Whereas 7% of private sector employees are unionized, 35% of government employees are.
So with each incremental growth in government, unionized workers gain disproportionate power and influence over all our lives. Unions understand that big government is their bread and butter, so unions, that represent 15% of all American workers, account for more than 50% of the nation’s largest Political Action Committees.
The problem should be clear. Regardless of the narrative you want to use to explain how we got into the current difficult economic times, there is only one way out. That’s flexibility, creativity, and innovation.
But in areas that are unionized – mostly government – we hit the wall.

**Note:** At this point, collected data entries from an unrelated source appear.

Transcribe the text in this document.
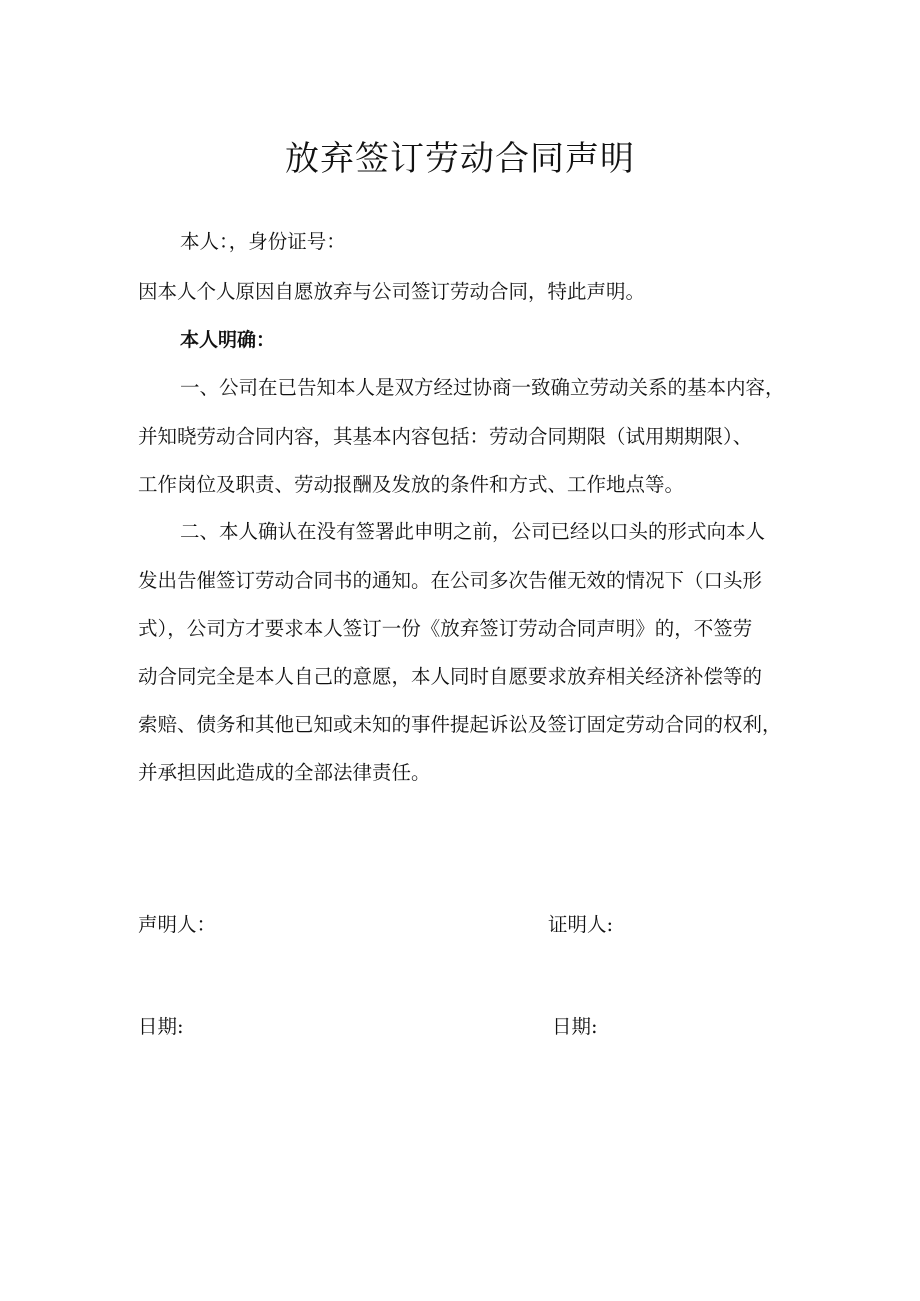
放弃签订劳动合同声明
本人：，身份证号：
因本人个人原因自愿放弃与公司签订劳动合同，特此声明。
本人明确：
一、公司在已告知本人是双方经过协商一致确立劳动关系的基本内容，
并知晓劳动合同内容，其基本内容包括：劳动合同期限（试用期期限）、
工作岗位及职责、劳动报酬及发放的条件和方式、工作地点等。
二、本人确认在没有签署此申明之前，公司已经以口头的形式向本人
发出告催签订劳动合同书的通知。在公司多次告催无效的情况下（口头形
式），公司方才要求本人签订一份《放弃签订劳动合同声明》的，不签劳
动合同完全是本人自己的意愿，本人同时自愿要求放弃相关经济补偿等的
索赔、债务和其他已知或未知的事件提起诉讼及签订固定劳动合同的权利，
并承担因此造成的全部法律责任。
声明人：	证明人:
日期:	日期:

Union contracts prohibit wage adjustments or any kind of market flexibility.
Over the last ten years, wages have risen for state and local government workers by 19% compared to 9% in the private sector.
Nobel laureate economist Gary Becker writes: “During this recession, wages did fall for many workers, but mainly among non-union workers….For example, the state of Illinois has the largest fiscal deficit as a percent of its budget of any state… It required many of its high level non-union employees to take 24 unpaid leave days, or about a 9% cut in their salaries, since the state government cannot touch the wages of their many unionized employees.”
Regarding pleas about saving teachers’ jobs, it’s not about this at all. It’s about teachers’ unions refusing to make concessions and hard adjustments like all Americans are making.
Steve Moore of the Wall Street Journal recently wrote about the refusal of the teachers’ union in Milwaukee to negotiate with the local school board and make any concession in which teachers would have to contribute something to their health plan. Their plan, according to Moore, costs taxpayers $26, 844 per family, compared to $14,500 which typifies private employer plans.
The union held out, letting some teachers get laid off, waiting for bailout from Washington.
Priorities in Washington have always been influenced by who’s got the money as opposed to who’s got the ideas. Today mores than ever.
And for the poor?
The main way to end the poverty cycle is to get poor children educated. And it’s the teachers’ unions that fight school choice.
A major driver of poor youth unemployment is the minimum wage, aggressively supported by unions.
But unions have campaign funds. So they will step ahead of the poor in line when Washington sets priorities. This will be true whether it’s a question of funding existing programs for the poor, like food stamps, or pushing forward innovative market based ideas to combat poverty.